After a few years as a full time writer, I’m starting work as a Royal Literary Fund Fellow at the University of Sheffield. This brilliant scheme, run and funded by the RFL, places writers in universities to support students with their written work. I’ll be working with students from the biological sciences departments to help them improve their writing skills. It’s a daunting prospect but promises to be interesting and rewarding. For two days a week I’ll be running one-to-one sessions, working on essays and assignments in a confidential, advisory capacity – a welcome and productive change from the solitary business of completing my third novel – the other daunting task that awaits me this autumn.
Meanwhile Louise Beech, author of How To Be Brave, is turning over a new leaf:
I used to love the start of a new term when we went back to school. That blank sheet, in a brand new and un-ruined exercise book, as crisp as the leaves on the ground. Imagining all the amazing stories I’d fill the pages with (in English mainly, but I’d find a way in Chemistry and History too!)

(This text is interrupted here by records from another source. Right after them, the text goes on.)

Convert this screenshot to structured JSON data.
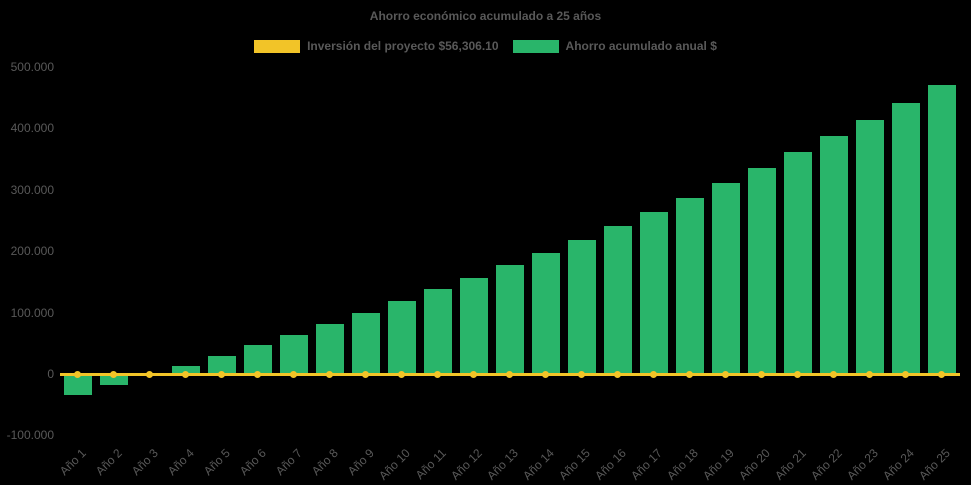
{
  "chart_data": {
    "type": "bar",
    "title": "Ahorro económico acumulado a 25 años",
    "categories": [
      "Año 1",
      "Año 2",
      "Año 3",
      "Año 4",
      "Año 5",
      "Año 6",
      "Año 7",
      "Año 8",
      "Año 9",
      "Año 10",
      "Año 11",
      "Año 12",
      "Año 13",
      "Año 14",
      "Año 15",
      "Año 16",
      "Año 17",
      "Año 18",
      "Año 19",
      "Año 20",
      "Año 21",
      "Año 22",
      "Año 23",
      "Año 24",
      "Año 25"
    ],
    "series": [
      {
        "name": "Inversión del proyecto $56,306.10",
        "type": "line",
        "color": "#F2C428",
        "marker": "circle",
        "values": [
          0,
          0,
          0,
          0,
          0,
          0,
          0,
          0,
          0,
          0,
          0,
          0,
          0,
          0,
          0,
          0,
          0,
          0,
          0,
          0,
          0,
          0,
          0,
          0,
          0
        ]
      },
      {
        "name": "Ahorro acumulado anual $",
        "type": "bar",
        "color": "#29B56A",
        "values": [
          -35000,
          -18000,
          2000,
          13000,
          30000,
          47000,
          64000,
          82000,
          100000,
          119000,
          138000,
          157000,
          177000,
          197000,
          219000,
          241000,
          264000,
          287000,
          311000,
          335000,
          361000,
          387000,
          414000,
          442000,
          470000
        ]
      }
    ],
    "ylim": [
      -100000,
      500000
    ],
    "yticks": [
      {
        "label": "500.000",
        "value": 500000
      },
      {
        "label": "400.000",
        "value": 400000
      },
      {
        "label": "300.000",
        "value": 300000
      },
      {
        "label": "200.000",
        "value": 200000
      },
      {
        "label": "100.000",
        "value": 100000
      },
      {
        "label": "0",
        "value": 0
      },
      {
        "label": "-100.000",
        "value": -100000
      }
    ],
    "legend_position": "top",
    "grid": false,
    "background": "#000000",
    "text_color": "#595959"
  }
}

The plan every time was also neat handwriting. Words carefully scribed in my loopy, dreamy teen scrawl. Words that didn’t fall off the lines or smudge.
Now, with the warm golden days of Autumn in the air, that new start is here again. My debut novel, How to be Brave, came out in September 2015, and now my second, The Mountain in my Shoe, is also due its launches this month. So this time of year has become quite special to me. It means beginnings almost more than the new year. Hope. Optimism.
And editing my third, while writing my fourth, means I’m very keen to still keep those words on the lines and not let them smudge. I’m sure that further down the line I’ll tire and have to force myself to keep at it, just as my school exercise books got gradually scruffier and more ink splodged. But, oh the first page. That’s all I have think of.